Whether the "time travel" storylines are good or bad... fresh or stale... the film studios will keep making them and we'll keep watching them.  It's the whole wonderment of it all that keeps us glued to the screen.  With "time travel"; the possiblities for thrills, drama and "fish-out-of-water" hilararity is endless.

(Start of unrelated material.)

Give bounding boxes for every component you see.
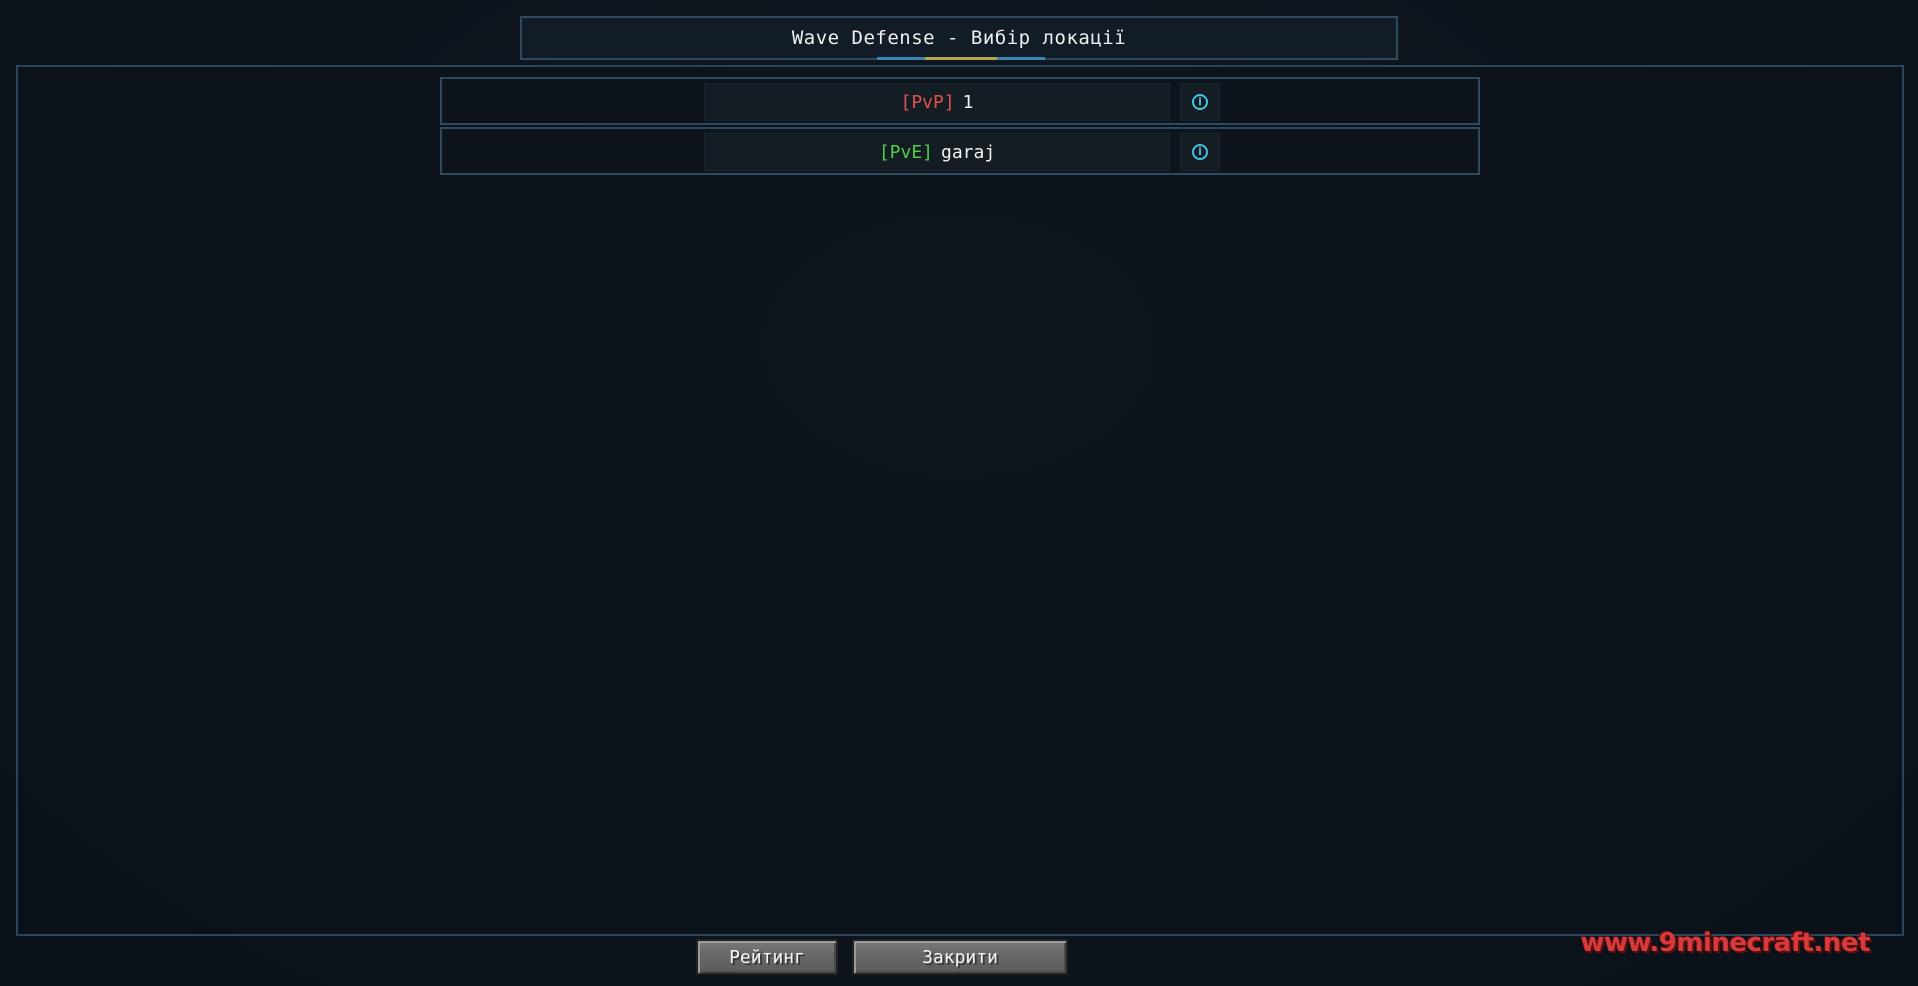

One last thing, "Hot Tub Time Machine", probably the most original of the "time travel" movies to come out so far, officially comes out to the public on March 26, 2010.  The movie is about four guy friends who are all bored with their adult lives and travel back to their respective 80's heyday life... thanks to a time-bending hot tub.  I missed the opportunity to catch a sneak peek of it 2 weeks ago with Talk Nerdy To Me Lover's very own "Jen Friel" (who hosted a special screening of it) and others.  I'm hearing some good things about it.  From the look of the movie trailer, it seems it could make a lot of money at the Box Office the very first weekend.  I don't about you, but I smell a success.  If you're aching to catch a movie this weekend, check out "Hot Tub Time Machine"... that's what I'm gonna do.